Almost nothing was right in the musical section of the gala. It is true that the bulk of the songs this year nominated for best song were not great and that the melodies suffered from a certain lack of inspiration, but it is that the way in which their artists defended them on the stage of the Dolby theater sinned in tibia.
And that the thing did not start badly. Sofia Carson launched into singing ‘Applause,’ accompanied by the song’s composer Diane Warren, for the movie ‘Tell it Like a Woman.’ Aware that tonight the composer was not going to take the statuette either -it is the fourteenth time that she has gone empty, despite the fact that on November 19 she was recognized with an honorary Oscar-, Carson gave herself body and soul with a sober but resounding performance.
Then came disaster. David Byrne and Stephanie Hsu performed ‘This is a Life’, a song featured in the multi-oscar winner -you can already say- ‘All at once everywhere’. The staging was fun and a little daring, with Byrne’s fingers extended with sausages, like in the film of martial arts, multiverses and madness. But between the fact that the one from the Talking Heads was hardly heard, that Stephanie Hsu was beautifully out of tune and that the song is a bit scary, well, one just wanted to be taken away to another reality.

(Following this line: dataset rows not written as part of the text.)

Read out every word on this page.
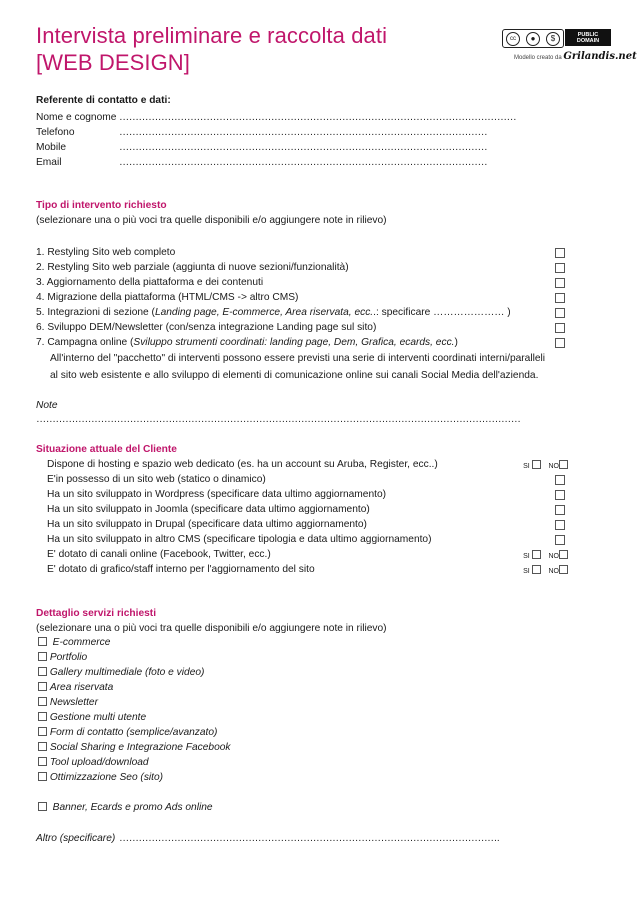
Intervista preliminare e raccolta dati
[WEB DESIGN]
cc	●	$	PUBLIC
DOMAIN
Modello creato da Grilandis.net
Referente di contatto e dati:
Nome e cognome ……………………………………………………………………………………………………………
Telefono	……………………………………………………………………………………………………
Mobile	……………………………………………………………………………………………………
Email	……………………………………………………………………………………………………
Tipo di intervento richiesto
(selezionare una o più voci tra quelle disponibili e/o aggiungere note in rilievo)
1. Restyling Sito web completo
2. Restyling Sito web parziale (aggiunta di nuove sezioni/funzionalità)
3. Aggiornamento della piattaforma e dei contenuti
4. Migrazione della piattaforma (HTML/CMS -> altro CMS)
5. Integrazioni di sezione (Landing page, E-commerce, Area riservata, ecc..: specificare ………………… )
6. Sviluppo DEM/Newsletter (con/senza integrazione Landing page sul sito)
7. Campagna online (Sviluppo strumenti coordinati: landing page, Dem, Grafica, ecards, ecc.)
All'interno del "pacchetto" di interventi possono essere previsti una serie di interventi coordinati interni/paralleli
al sito web esistente e allo sviluppo di elementi di comunicazione online sui canali Social Media dell'azienda.
Note
……………………………………………………………………………………………………………………………………
Situazione attuale del Cliente
Dispone di hosting e spazio web dedicato (es. ha un account su Aruba, Register, ecc..)	SI	NO
E'in possesso di un sito web (statico o dinamico)
Ha un sito sviluppato in Wordpress (specificare data ultimo aggiornamento)
Ha un sito sviluppato in Joomla (specificare data ultimo aggiornamento)
Ha un sito sviluppato in Drupal (specificare data ultimo aggiornamento)
Ha un sito sviluppato in altro CMS (specificare tipologia e data ultimo aggiornamento)
E' dotato di canali online (Facebook, Twitter, ecc.)	SI	NO
E' dotato di grafico/staff interno per l'aggiornamento del sito	SI	NO
Dettaglio servizi richiesti
(selezionare una o più voci tra quelle disponibili e/o aggiungere note in rilievo)
E-commerce
Portfolio
Gallery multimediale (foto e video)
Area riservata
Newsletter
Gestione multi utente
Form di contatto (semplice/avanzato)
Social Sharing e Integrazione Facebook
Tool upload/download
Ottimizzazione Seo (sito)
Banner, Ecards e promo Ads online
Altro (specificare) ……………………………………………………………………………………………………….
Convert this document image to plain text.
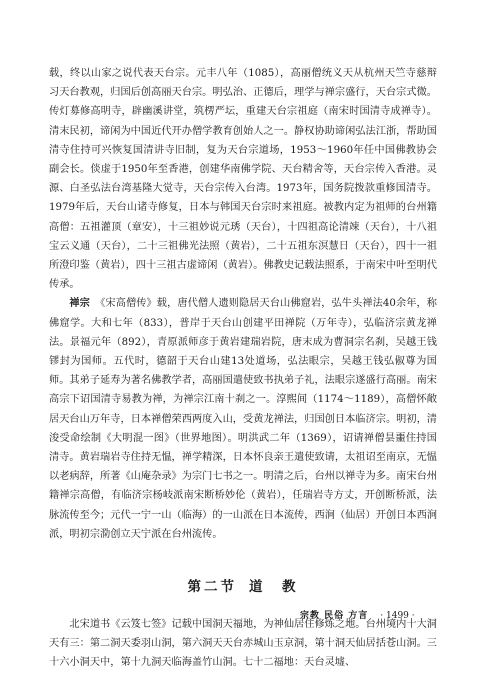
载，终以山家之说代表天台宗。元丰八年（1085），高丽僧统义天从杭州天竺寺慈辩习天台教观，归国后创高丽天台宗。明弘治、正德后，理学与禅宗盛行，天台宗式微。传灯募修高明寺，辟幽溪讲堂，筑楞严坛，重建天台宗祖庭（南宋时国清寺成禅寺）。清末民初，谛闲为中国近代开办僧学教育创始人之一。静权协助谛闲弘法江浙，帮助国清寺住持可兴恢复国清讲寺旧制，复为天台宗道场，1953～1960年任中国佛教协会副会长。倓虚于1950年至香港，创建华南佛学院、天台精舍等，天台宗传入香港。灵源、白圣弘法台湾基隆大觉寺，天台宗传入台湾。1973年，国务院拨款重修国清寺。1979年后，天台山诸寺修复，日本与韩国天台宗时来祖庭。被教内定为祖师的台州籍高僧：五祖灌顶（章安），十三祖妙说元琇（天台），十四祖高论清竦（天台），十八祖宝云义通（天台），二十三祖佛光法照（黄岩），二十五祖东溟慧日（天台），四十一祖所澄印鉴（黄岩），四十三祖古虚谛闲（黄岩）。佛教史记载法照系，于南宋中叶至明代传承。

禅宗　 《宋高僧传》载，唐代僧人遗则隐居天台山佛窟岩，弘牛头禅法40余年，称佛窟学。大和七年（833），普岸于天台山创建平田禅院（万年寺），弘临济宗黄龙禅法。景福元年（892），青原派师彦于黄岩建瑞岩院，唐末成为曹洞宗名刹，吴越王钱镠封为国师。五代时，德韶于天台山建13处道场，弘法眼宗，吴越王钱弘俶尊为国师。其弟子延寿为著名佛教学者，高丽国遣使致书执弟子礼，法眼宗遂盛行高丽。南宋高宗下诏国清寺易教为禅，为禅宗江南十刹之一。淳熙间（1174～1189），高僧怀敞居天台山万年寺，日本禅僧荣西两度入山，受黄龙禅法，归国创日本临济宗。明初，清浚受命绘制《大明混一图》（世界地图）。明洪武二年（1369），诏请禅僧昙噩住持国清寺。黄岩瑞岩寺住持无愠，禅学精深，日本怀良亲王遣使致请，太祖诏至南京，无愠以老病辞，所著《山庵杂录》为宗门七书之一。明清之后，台州以禅寺为多。南宋台州籍禅宗高僧，有临济宗杨岐派南宋断桥妙伦（黄岩），任瑞岩寺方丈，开创断桥派，法脉流传至今；元代一宁一山（临海）的一山派在日本流传，西涧（仙居）开创日本西涧派，明初宗泐创立天宁派在台州流传。

第二节 道　教

北宋道书《云笈七签》记载中国洞天福地，为神仙居住修炼之地。台州境内十大洞天有三：第二洞天委羽山洞，第六洞天天台赤城山玉京洞，第十洞天仙居括苍山洞。三十六小洞天中，第十九洞天临海盖竹山洞。七十二福地：天台灵墟、

宗教 民俗 方言 · 1499 ·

The great performance of the night and the well-deserved Oscar for best song went to ‘Naatu Naatu’ by Kala Bhairava, MM Keeravani & Rahul Sipligunj, for the ‘RRR’ soundtrack. The performance, with a spectacular and powerful corps de ballet, turned the Dolby theater into a Bollywood movie set. It wasn’t a surprise because she had already triumphed at the Golden Globes, but it did show that going off the ballad sometimes has its rewards.
The most naked Lady Gaga
The evening still had a very special moment reserved. It had been rumored that, despite being nominated, Lady Gaga was not going to attend the ceremony. That is why the surprise was great when she was seen on the champagne-colored carpet and, towards the middle of the gala, she appeared on the tables. The artist herself presented her song, ‘Hold my Hand’, composed together with BloodPop, for ‘Top Gun: Maverick’.

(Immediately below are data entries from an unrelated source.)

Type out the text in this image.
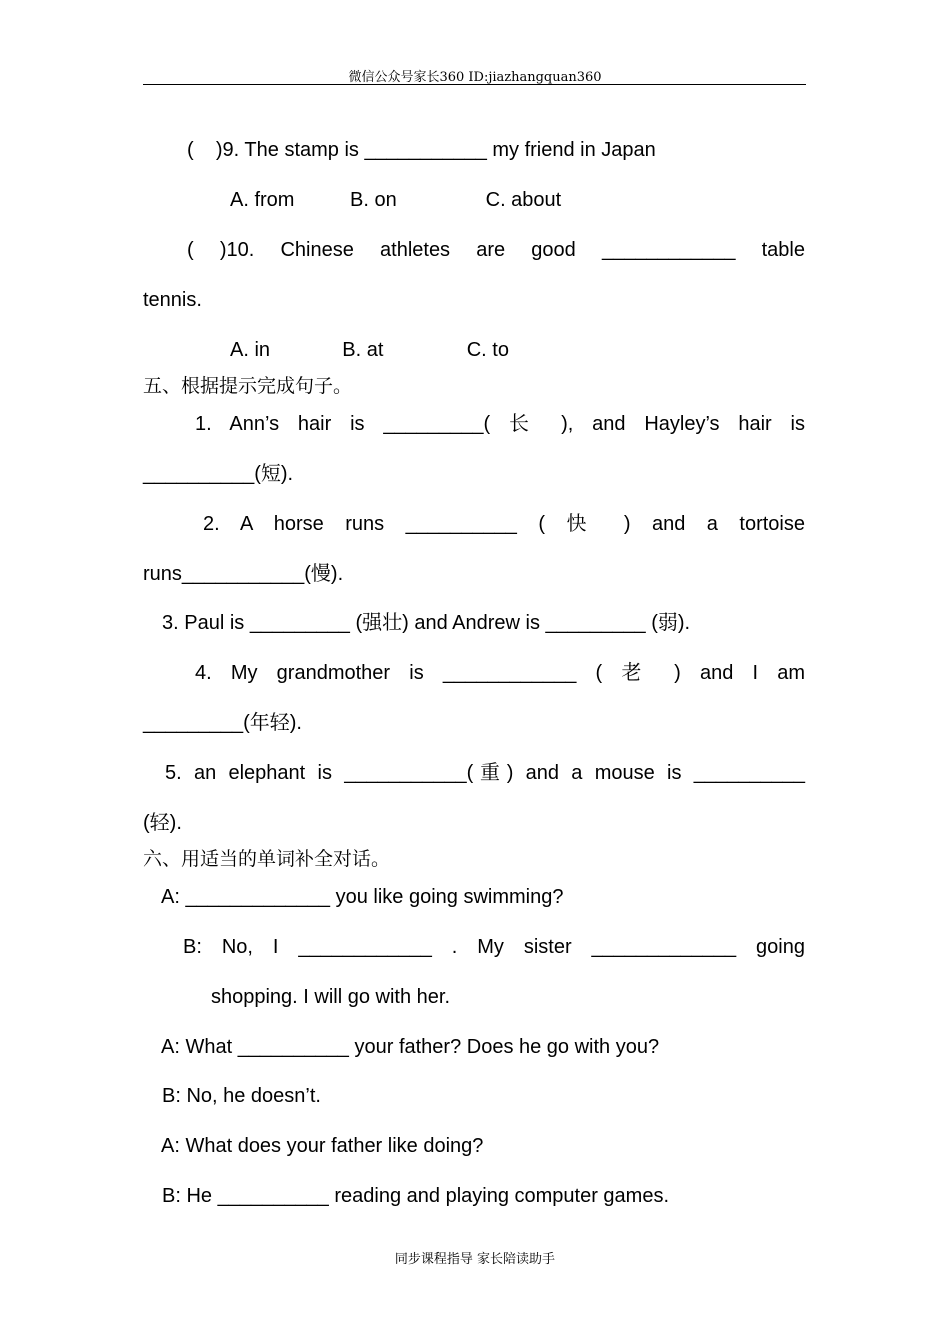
微信公众号家长360 ID:jiazhangquan360
(    )9. The stamp is ___________ my friend in Japan
A. from          B. on                C. about
( )10. Chinese athletes are good ____________ table
tennis.
A. in             B. at               C. to
五、根据提示完成句子。
1. Ann’s hair is _________( 长 ), and Hayley’s hair is
__________(短).
2. A horse runs __________ ( 快 ) and a tortoise
runs___________(慢).
3. Paul is _________ (强壮) and Andrew is _________ (弱).
4. My grandmother is ____________ ( 老 ) and I am
_________(年轻).
5. an elephant is ___________(重) and a mouse is __________
(轻).
六、用适当的单词补全对话。
A: _____________ you like going swimming?
B: No, I ____________ . My sister _____________ going
shopping. I will go with her.
A: What __________ your father? Does he go with you?
B: No, he doesn’t.
A: What does your father like doing?
B: He __________ reading and playing computer games.
同步课程指导 家长陪读助手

She explained the reasons that led her to write the song in front of the entire audience. “We all need love and sometimes we need a hero, but that hero is within us,” she recounted. The very close-ups of the realization were discovering a different Lady Gaga from the one she had allowed herself to be photographed by the cameras minutes before. She sitting on a stool, with her face freshly washed, with barely a trace of makeup and in a T-shirt.
It was his way of surprising the public and the spectators, with a more intimate performance -piano, bass, drums and guitar- that brought shine to a rather mediocre song. His interpretation put the theater on its feet, but not so much because of the song but because just when it finished, ‘In memory of Tony Scott’ could be read on the huge screen, over an image of the filmmaker during the filming of ‘Top Gun’.

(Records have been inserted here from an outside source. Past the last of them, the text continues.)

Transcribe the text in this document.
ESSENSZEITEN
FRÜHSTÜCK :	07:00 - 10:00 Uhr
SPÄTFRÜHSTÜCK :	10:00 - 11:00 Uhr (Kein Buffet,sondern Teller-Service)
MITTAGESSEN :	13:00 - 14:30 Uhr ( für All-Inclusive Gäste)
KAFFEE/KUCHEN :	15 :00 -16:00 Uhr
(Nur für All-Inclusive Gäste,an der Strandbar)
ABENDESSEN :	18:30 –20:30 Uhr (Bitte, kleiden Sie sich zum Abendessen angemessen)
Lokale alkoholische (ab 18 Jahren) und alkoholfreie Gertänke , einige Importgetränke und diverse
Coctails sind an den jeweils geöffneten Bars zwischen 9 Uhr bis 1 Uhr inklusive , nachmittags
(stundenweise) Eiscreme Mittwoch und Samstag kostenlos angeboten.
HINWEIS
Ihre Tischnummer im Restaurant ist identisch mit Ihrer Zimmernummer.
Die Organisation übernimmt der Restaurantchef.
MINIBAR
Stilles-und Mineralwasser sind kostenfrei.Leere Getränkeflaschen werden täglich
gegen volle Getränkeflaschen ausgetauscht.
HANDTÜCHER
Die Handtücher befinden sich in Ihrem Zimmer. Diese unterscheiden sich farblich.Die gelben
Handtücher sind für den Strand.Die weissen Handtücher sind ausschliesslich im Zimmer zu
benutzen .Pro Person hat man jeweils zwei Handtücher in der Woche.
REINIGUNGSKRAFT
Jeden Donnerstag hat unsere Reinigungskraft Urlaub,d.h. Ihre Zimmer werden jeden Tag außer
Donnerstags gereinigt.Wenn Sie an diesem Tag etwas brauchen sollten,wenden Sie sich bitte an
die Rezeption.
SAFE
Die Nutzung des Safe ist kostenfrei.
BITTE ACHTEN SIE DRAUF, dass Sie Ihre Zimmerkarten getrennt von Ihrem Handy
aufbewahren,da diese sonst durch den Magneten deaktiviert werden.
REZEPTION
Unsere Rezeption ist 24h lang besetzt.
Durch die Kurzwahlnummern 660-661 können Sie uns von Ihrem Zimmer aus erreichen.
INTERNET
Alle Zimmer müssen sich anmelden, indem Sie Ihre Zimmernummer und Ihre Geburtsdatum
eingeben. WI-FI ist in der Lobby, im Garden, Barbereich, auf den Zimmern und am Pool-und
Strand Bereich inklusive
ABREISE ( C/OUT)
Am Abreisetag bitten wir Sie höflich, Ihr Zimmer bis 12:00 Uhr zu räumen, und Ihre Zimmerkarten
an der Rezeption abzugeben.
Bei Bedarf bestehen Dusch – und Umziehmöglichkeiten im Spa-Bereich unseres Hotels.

For her part, Rihanna, extremely pregnant, opted for a much more complex performance, full of string instruments and chorus girls to interpret ‘Lift Me Up’, the piece with which ‘Black Panther: Wakanda Forever’ pays homage to Chadwick Boseman, the protagonist of the first installment, who died in August 2020 as a result of colon cancer.
The night had one more performance. She was introduced by John Travolta, her face wet with tears and her voice cracking, perhaps because her heart and head were with Olivia Newton-John and Kirstie Alley. Both had been her film partners in ‘Grease’ or ‘Look who’s talking’, both passed away last year. Lenny Kravitz performed a heartfelt ‘Calling All Angels’. Just a bass, a piano, a rhythmic base and his voice were enough to say goodbye and pay tribute to those who left last year.